Search code examples
javahashbouncycastlesha-3

SHA-3 variable length hash same as truncating normal hash in Java using BouncyCastle


I need to generate a fixed length hash of 30 characters based on some input data (like a customer email address) in Java. After some searching, I found out about SHA-3 sponge functions, where I can specify the required length. I implemented the following using Bouncy Castle SHAKEDigest class.

public class App {
    public static void main(String[] args) {
        final String message = "Hello World!";
        System.out.println(getHash(message, 64));
        System.out.println(getHash(message, 30));
        System.out.println(getHash(message, 20));
    }

    static String getHash(final String message, final int lengthInCharacters) {
        final byte[] messageBytes = message.getBytes(StandardCharsets.UTF_8);

        final SHAKEDigest digest = new SHAKEDigest(128);

        final byte[] hashBytes = new byte[lengthInCharacters / 2];
        digest.update(messageBytes, 0, messageBytes.length);
        digest.doOutput(hashBytes, 0, hashBytes.length);

        return Hex.toHexString(hashBytes);
    }
}

If I execute it, I get the following output:

aacfe6ebd3737d9f195c837c5281d3f87646ecd7e43864e1a40456e40f264046
aacfe6ebd3737d9f195c837c5281d3
aacfe6ebd3737d9f195c

I expected that the hashes are totally different depending on the requested length. As it looks now, I could also generate a simple SHA-256 hash using JDK MessageDigest and just truncate it on the required length.

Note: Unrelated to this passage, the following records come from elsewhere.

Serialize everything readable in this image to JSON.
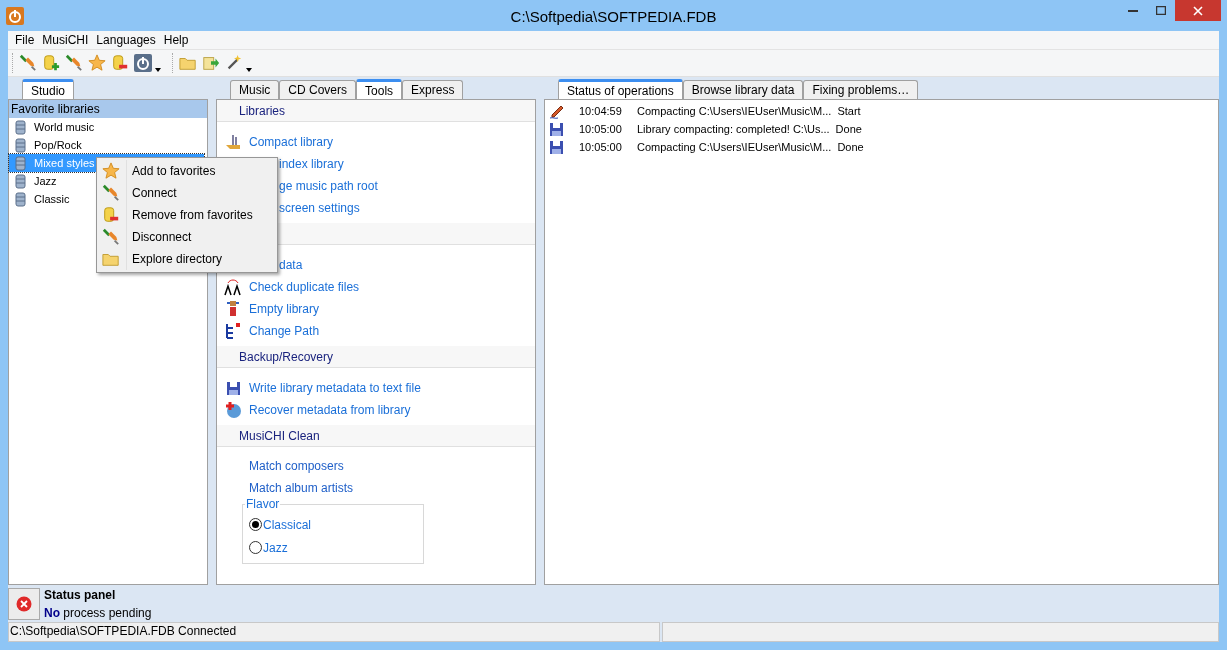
{
  "window": {
    "title": "C:\\Softpedia\\SOFTPEDIA.FDB"
  },
  "menu": [
    "File",
    "MusiCHI",
    "Languages",
    "Help"
  ],
  "left_tabs": [
    {
      "label": "Studio",
      "selected": true
    }
  ],
  "favorites": {
    "title": "Favorite libraries",
    "items": [
      {
        "label": "World music",
        "selected": false
      },
      {
        "label": "Pop/Rock",
        "selected": false
      },
      {
        "label": "Mixed styles",
        "selected": true
      },
      {
        "label": "Jazz",
        "selected": false
      },
      {
        "label": "Classic",
        "selected": false
      }
    ]
  },
  "context_menu": [
    "Add to favorites",
    "Connect",
    "Remove from favorites",
    "Disconnect",
    "Explore directory"
  ],
  "middle_tabs": [
    {
      "label": "Music",
      "selected": false
    },
    {
      "label": "CD Covers",
      "selected": false
    },
    {
      "label": "Tools",
      "selected": true
    },
    {
      "label": "Express",
      "selected": false
    }
  ],
  "tools": {
    "sections": [
      {
        "title": "Libraries",
        "items": [
          {
            "label": "Compact library",
            "kind": "link"
          },
          {
            "label": "index library",
            "kind": "partial"
          },
          {
            "label": "ge music path root",
            "kind": "partial"
          },
          {
            "label": "screen settings",
            "kind": "partial"
          }
        ]
      },
      {
        "items": [
          {
            "label": "data",
            "kind": "partial"
          },
          {
            "label": "Check duplicate files",
            "kind": "link"
          },
          {
            "label": "Empty library",
            "kind": "link"
          },
          {
            "label": "Change Path",
            "kind": "link"
          }
        ]
      },
      {
        "title": "Backup/Recovery",
        "items": [
          {
            "label": "Write library metadata to text file",
            "kind": "link"
          },
          {
            "label": "Recover metadata from library",
            "kind": "link"
          }
        ]
      },
      {
        "title": "MusiCHI Clean",
        "items": [
          {
            "label": "Match composers",
            "kind": "plain"
          },
          {
            "label": "Match album artists",
            "kind": "plain"
          }
        ]
      }
    ],
    "flavor": {
      "legend": "Flavor",
      "options": [
        {
          "label": "Classical",
          "selected": true
        },
        {
          "label": "Jazz",
          "selected": false
        }
      ]
    }
  },
  "right_tabs": [
    {
      "label": "Status of operations",
      "selected": true
    },
    {
      "label": "Browse library data",
      "selected": false
    },
    {
      "label": "Fixing problems…",
      "selected": false
    }
  ],
  "operations": [
    {
      "kind": "edit",
      "time": "10:04:59",
      "message": "Compacting C:\\Users\\IEUser\\Music\\M...",
      "status": "Start"
    },
    {
      "kind": "save",
      "time": "10:05:00",
      "message": "Library compacting: completed! C:\\Us...",
      "status": "Done"
    },
    {
      "kind": "save",
      "time": "10:05:00",
      "message": "Compacting C:\\Users\\IEUser\\Music\\M...",
      "status": "Done"
    }
  ],
  "status_panel": {
    "title": "Status panel",
    "message": "**No** process pending"
  },
  "status_bar": "C:\\Softpedia\\SOFTPEDIA.FDB Connected"
}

Am I doing something wrong or am I misunderstanding the point of those sponge functions?

Full code with unit tests is available at: https://github.com/steinsag/java-dynamic-hash


Solution

  • Nit: SHAKEn are actually Extensible Output Functions (XOFs) built on the Keccak sponge in the same way that the (fixed length) SHA3 hashes are; see https://en.wikipedia.org/wiki/SHA-3#Instances .

    But the point you seem to have misunderstood is that the underlying sponge makes each/all of these deterministic -- a given instance (parameterization) produces the same output everytime for the same input, and is not affected by the output size as such. Thus SHA3-256(m) is not the first 256 bits of SHA3-512(m) because it has different parameters, while SHAKE128(m,256) is the first 256 bits of SHAKE128(m,512) but is not SHAKE256(m,256).

    Yes, you can truncate any SHA3 hash (or SHA2 hash for that matter) to a size smaller than its normal size and get a smaller but otherwise equally good crypto hash (pseudo-random, irreversible and noncolliding for real data), and people have in fact been doing exactly this for decades. But you can't safely increase it, which you can with an XOF like SHAKE.